After the dinner, special awards were presented to the early organizers of the Astronomical League, Ed Halbach and Charles A. Federer. No Astronomical League Award was presented this year. Dennis di Cicco was presented the Leslie Peltier Award for observing excellence. Finally, the National Young Astronomer Award was given to Ms. Heather Cameron for her work on solar observing. She received a 10-inch Meade LX-200 presented by Mr. Sheldon Fawarski of Meade Telescopes, and a lifetime observing pass to McDonald observatory in Texas.

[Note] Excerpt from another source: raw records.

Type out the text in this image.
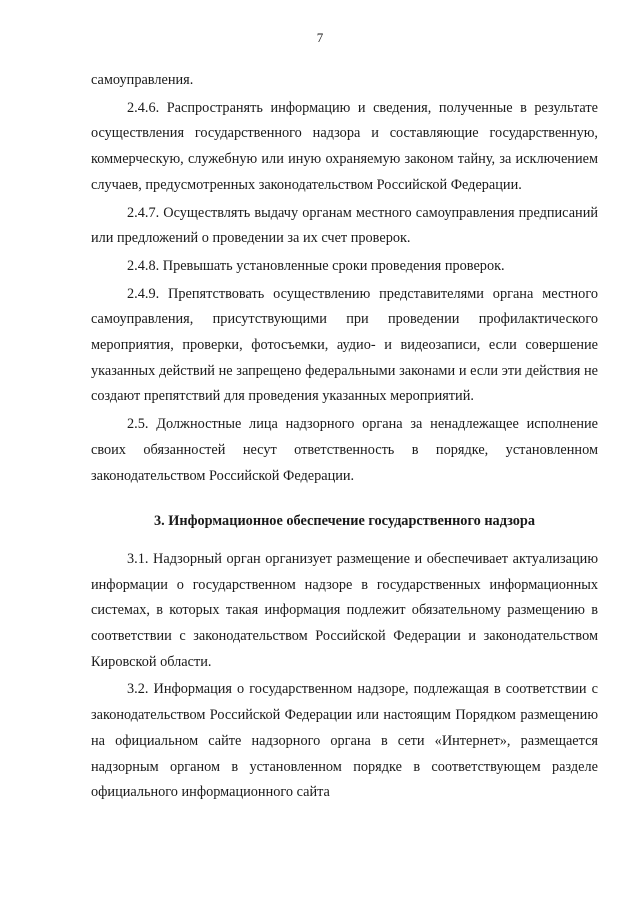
7

самоуправления.

2.4.6. Распространять информацию и сведения, полученные в результате осуществления государственного надзора и составляющие государственную, коммерческую, служебную или иную охраняемую законом тайну, за исключением случаев, предусмотренных законодательством Российской Федерации.

2.4.7. Осуществлять выдачу органам местного самоуправления предписаний или предложений о проведении за их счет проверок.

2.4.8. Превышать установленные сроки проведения проверок.

2.4.9. Препятствовать осуществлению представителями органа местного самоуправления, присутствующими при проведении профилактического мероприятия, проверки, фотосъемки, аудио- и видеозаписи, если совершение указанных действий не запрещено федеральными законами и если эти действия не создают препятствий для проведения указанных мероприятий.

2.5. Должностные лица надзорного органа за ненадлежащее исполнение своих обязанностей несут ответственность в порядке, установленном законодательством Российской Федерации.

3. Информационное обеспечение государственного надзора

3.1. Надзорный орган организует размещение и обеспечивает актуализацию информации о государственном надзоре в государственных информационных системах, в которых такая информация подлежит обязательному размещению в соответствии с законодательством Российской Федерации и законодательством Кировской области.

3.2. Информация о государственном надзоре, подлежащая в соответствии с законодательством Российской Федерации или настоящим Порядком размещению на официальном сайте надзорного органа в сети «Интернет», размещается надзорным органом в установленном порядке в соответствующем разделе официального информационного сайта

The after-dinner speech was given by Leif Robinson, Editor-in-Chief, Sky and Telescope magazine reporting that "The Golden Age of Amateur Astronomy is Now". Mr. Robinson explained that even though many amateur astronomers feel that the days before the ever-present streetlights were the heyday for amateur, today's advanced technology put the amateur astronomer on the same plane as the professional astronomer.

One example that Mr. Robinson cited was Dennis DeCicco, who, from his backyard in Boston, had discovered over 100 minor planets using a sixteen-inch telescope and a CCD camera. The technology of the CCD camera allows the light pollution to be removed in the camera and faint objects to be observed. While film records both the object and the light pollution, the CCD camera can be set to remove the light pollution from the image. This leaves just the object and the noise, and after taking a number of exposures of the same field, they can be added together to average out the noise and leave only the object. This allows those who must work in a light-polluted environment to contribute to the science of astronomy.

Leif RobinsonLeif also related a meeting of the American Astronomical Association that brought together professional and amateur astronomers. This meeting is the first of many that will build a bridge between the professional and the amateur, allowing amateurs to begin gathering data for professionals to analyze. The American Association of Variable Star Observers, the Association of Lunar and Planetary Observers, and the International Occultation Timing Association have been doing this for years, but with shrinking budgets and the closing of the many small-aperture observatories, amateurs could really start to contribute.

There are many areas where professionals are unable to take the necessary data, but the amateur can. These include long-term variable star observing, minor planet discovery, comet and minor planet astrometry, and long-term binary star observing. The professional is constrained to perform observations that will quickly result in a paper in the professional journals. The amateur has the luxury of taking observations over a long period of time, and on a regular basis.

Telescope time is doled out by peer committees based on the importance of the observation, and with the number of telescopes being reduced, routine observations are being lost. With modern computer-controlled telescopes, CCD cameras, and fast PCs, the amateur is equipped to make the very observations that the professional cannot. Amateurs must answer the call to take-up where the professional can no longer carry on: our Golden Age IS now.